I might be totally off with this question, but:

When you talk about the angular momentum of an electron (h-bar), is that to be considered as an actual spin of the particle along an axis, like a planet spinning along its poles?

Im quite new to Quantum mechanics, but:

Is it possible to express h-bar as radians/second?

If I understand correctly the electron is considered a point with no size / volume, but mass (and charge).
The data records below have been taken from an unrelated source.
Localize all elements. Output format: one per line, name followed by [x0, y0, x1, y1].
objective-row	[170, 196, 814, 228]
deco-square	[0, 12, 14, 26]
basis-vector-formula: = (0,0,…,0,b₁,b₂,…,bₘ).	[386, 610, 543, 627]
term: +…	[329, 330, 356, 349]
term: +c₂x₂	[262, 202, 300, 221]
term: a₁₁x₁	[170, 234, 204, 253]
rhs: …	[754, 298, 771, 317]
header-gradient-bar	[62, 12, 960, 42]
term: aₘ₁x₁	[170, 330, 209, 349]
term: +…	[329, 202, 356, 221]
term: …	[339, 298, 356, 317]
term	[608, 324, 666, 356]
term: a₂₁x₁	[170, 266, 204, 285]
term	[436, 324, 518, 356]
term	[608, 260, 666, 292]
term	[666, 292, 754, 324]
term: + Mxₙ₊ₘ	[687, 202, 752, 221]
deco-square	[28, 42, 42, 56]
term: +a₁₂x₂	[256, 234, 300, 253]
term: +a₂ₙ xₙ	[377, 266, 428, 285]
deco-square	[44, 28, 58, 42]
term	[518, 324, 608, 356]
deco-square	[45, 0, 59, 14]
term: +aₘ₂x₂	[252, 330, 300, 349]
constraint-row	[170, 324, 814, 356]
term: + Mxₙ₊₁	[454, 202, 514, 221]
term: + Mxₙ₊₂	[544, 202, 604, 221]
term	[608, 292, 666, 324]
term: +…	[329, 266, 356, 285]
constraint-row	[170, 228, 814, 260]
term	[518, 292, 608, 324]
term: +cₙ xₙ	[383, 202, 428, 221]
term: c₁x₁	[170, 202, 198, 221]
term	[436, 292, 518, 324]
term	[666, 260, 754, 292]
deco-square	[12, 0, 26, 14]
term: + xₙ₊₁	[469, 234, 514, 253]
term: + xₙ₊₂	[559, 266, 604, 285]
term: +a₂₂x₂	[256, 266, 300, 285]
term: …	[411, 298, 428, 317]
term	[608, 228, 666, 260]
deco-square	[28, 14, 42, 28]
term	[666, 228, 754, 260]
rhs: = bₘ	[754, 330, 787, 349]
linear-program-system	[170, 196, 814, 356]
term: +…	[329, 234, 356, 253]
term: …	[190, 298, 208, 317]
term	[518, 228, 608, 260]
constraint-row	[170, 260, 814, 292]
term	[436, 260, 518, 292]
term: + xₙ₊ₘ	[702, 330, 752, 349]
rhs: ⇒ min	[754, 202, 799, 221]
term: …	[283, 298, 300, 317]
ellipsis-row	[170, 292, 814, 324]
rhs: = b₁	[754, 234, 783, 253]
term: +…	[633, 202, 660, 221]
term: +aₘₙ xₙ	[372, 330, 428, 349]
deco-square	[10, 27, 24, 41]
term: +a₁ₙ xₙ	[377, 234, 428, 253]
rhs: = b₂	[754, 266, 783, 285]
Does that give an electron infinite density?

 

Thanks for any answer

 

Best regards

 

EDBBOB

Posted

When you talk about the angular momentum of an electron (h-bar), is that to be considered as an actual spin of the particle along an axis, like a planet spinning along its poles?

 

Like many things in quantum mechanics, yes, but also no. First, electrons have a spin of 1/2, so an angular momentum along one axis of [imath] \frac{\hbar}{2}[/imath]. This seems pedantic, but its important. Spin 1/2 particle have a pauli exclusion principle, integer spin particles don't.

 

This angular momentum is analogous to a spinning top- whats different, and uniquely quantum mechanical, is that there is no defined axis. No matter what axis you measure you will find an angular momentum of [imath] \pm \frac{\hbar}{2} [/imath] The more you think about this, the more bizarre it will seem.

 

Is it possible to express h-bar as radians/second?

 

Its important to keep in mind that [imath] \hbar [/imath] is a measure of angular momentum, not spin. If you assume a momentum of inertia for an electron, you could derive a precession rate, however, quantum mechanically this isn't well defined.

 

If I understand correctly the electron is considered a point with no size / volume, but mass (and charge).

 

Does that give an electron infinite density?

 

Its more correct to say that there are no measurements that indicate the electron has size. But yes, this would give it an infinite classical density- specifically, a well understood form of distribution called a dirac delta function.